Aubrey Blumsohn, senior lecturer at Sheffield University’s Bone Metabolism Research Unit, said that signing a gagging clause and handing over research data would have compromised the debate over the issue. He is now likely to face disciplinary action by the university.
Dr Blumsohn was suspended in September this year after co-operating with an investigation by The Times Higher into his concerns. It has now emerged that Dr Blumsohn was offered £120,000 compensation for loss of employment and a further £25,000 for “injury to feelings” if he agreed to part company with Sheffield.

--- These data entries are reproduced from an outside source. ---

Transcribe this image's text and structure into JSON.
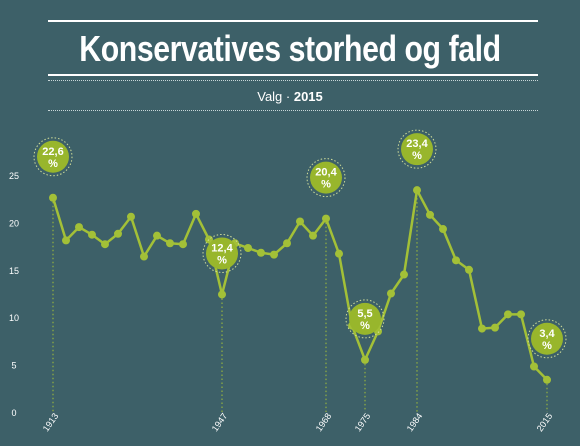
{
  "header": {
    "title": "Konservatives storhed og fald",
    "subtitle_prefix": "Valg · ",
    "subtitle_year": "2015"
  },
  "colors": {
    "background": "#3d6068",
    "line": "#a3c037",
    "bubble": "#98b62c",
    "text": "#ffffff"
  },
  "chart_data": {
    "type": "line",
    "title": "Konservatives storhed og fald",
    "subtitle": "Valg · 2015",
    "xlabel": "",
    "ylabel": "",
    "ylim": [
      0,
      25
    ],
    "yticks": [
      0,
      5,
      10,
      15,
      20,
      25
    ],
    "grid": false,
    "series": [
      {
        "values": [
          22.6,
          18.1,
          19.5,
          18.7,
          17.7,
          18.8,
          20.6,
          16.4,
          18.6,
          17.8,
          17.7,
          20.9,
          18.2,
          12.4,
          17.8,
          17.3,
          16.8,
          16.6,
          17.8,
          20.1,
          18.6,
          20.4,
          16.7,
          9.1,
          5.5,
          8.5,
          12.5,
          14.5,
          23.4,
          20.8,
          19.3,
          16.0,
          15.0,
          8.8,
          8.9,
          10.3,
          10.3,
          4.8,
          3.4
        ]
      }
    ],
    "x_tick_labels": [
      {
        "index": 0,
        "label": "1913"
      },
      {
        "index": 13,
        "label": "1947"
      },
      {
        "index": 21,
        "label": "1968"
      },
      {
        "index": 24,
        "label": "1975"
      },
      {
        "index": 28,
        "label": "1984"
      },
      {
        "index": 38,
        "label": "2015"
      }
    ],
    "annotations": [
      {
        "index": 0,
        "label": "22,6 %"
      },
      {
        "index": 13,
        "label": "12,4 %"
      },
      {
        "index": 21,
        "label": "20,4 %"
      },
      {
        "index": 24,
        "label": "5,5 %"
      },
      {
        "index": 28,
        "label": "23,4 %"
      },
      {
        "index": 38,
        "label": "3,4 %"
      }
    ]
  }
}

The deal, which Sheffield this week tried to keep secret by threatening The Times Higher with an injunction, would have given Dr Blumsohn little scope to discuss concerns about P&G and would have required him to return all clinical and research data.
It would also have stopped him from making “detrimental or de-rogatory statements” regarding his employment at Sheffield and about any of Sheffield’s staff, inc-luding Tony Weetman, the medical school dean, and Robert Boucher, the vice-chancellor.

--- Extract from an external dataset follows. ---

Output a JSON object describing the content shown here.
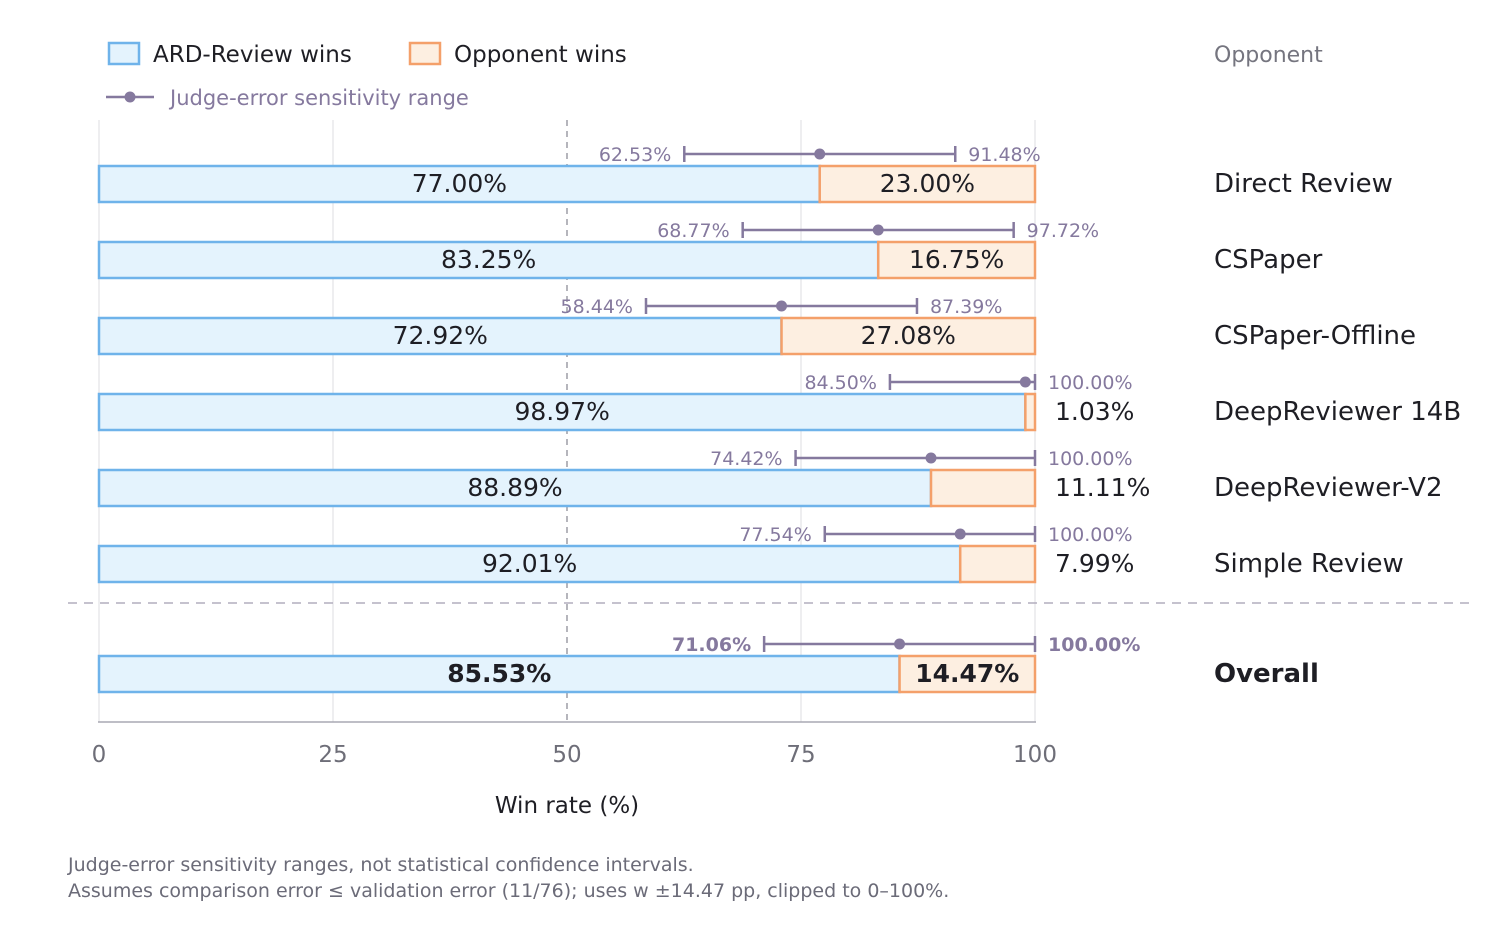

In a letter to the university rejecting the offer, dated December 1, Dr Blumsohn says: “Effectively, I would be accepting £145,000 in exchange for allowing part of the jigsaw of clinical and scientific debate to remain uncorrected, and this would be unconscionable.”
The Times Higher reported last month that findings on P&G’s osteoporosis drug Actonel had been released under the name of Sheffield researchers although they had not carried out their own, independent analysis of the firm’s drug-trial data. P&G said that it was standard industry practice to limit academics’ access to its drug databases and that the Sheffield team had sufficient access to support conclusions being drawn.
Dr Blumsohn was suspended in September after a complaint from Professor Weetman, who accused him of conduct “incompatible with the duties of office”. The charges included an acknowledgement that Dr Blumsohn had “no trust in the university’s procedures”.
Dr Blumsohn first raised concerns more than two years ago. In a tape-recorded conversation in September 2003, he was told by the head of his unit, Richard Eastell, “to really watch it” because P&G provided “a good source of income”.
Professor Eastell said this week that he did not recognise the comments and could not recall the context of the conversation. In May 2004, Dr Blumsohn made a written complaint to Professor Eastell, who was also medical school research dean at the time, which was copied to Professor Weetman. But the university has never initiated any investigation.
In May 2005, Dr Blumsohn’s solicitor wrote to Professor Boucher explaining that he had “serious concerns” and seeking a meeting so that the university might “support him as an academic confronted with an important external threat to academic freedom and integrity”. But the vice-chancellor declined.
Dr Blumsohn then wrote to the director of human resources, Rosie Valerio, in June, copying her into letters outlining the detailed concerns to Professor Eastell and P&G. He told her: “I simply require the support of the university to raise a critical and urgent problem.”
Sheffield maintains that it had repeatedly requested that Dr Blumsohn provide evidence of his concerns and raise them under the correct internal procedures, which he declined to do.
A spokesperson for Sheffield said: “The university had entered into formal ‘without prejudice’ discussions with Dr Blumsohn’s British Medical Association representative. These discussions were at Dr Blumsohn’s request and had been undertaken in good faith by the university. The university would like to stress that these negotiations are the result of complex matters that have been ongoing between the university and Dr Blumsohn involving a number of different issues, and these negotiations have not occurred as a result of Dr Blumsohn having concerns about the pharmaceutical company that have been recently reported in the press.”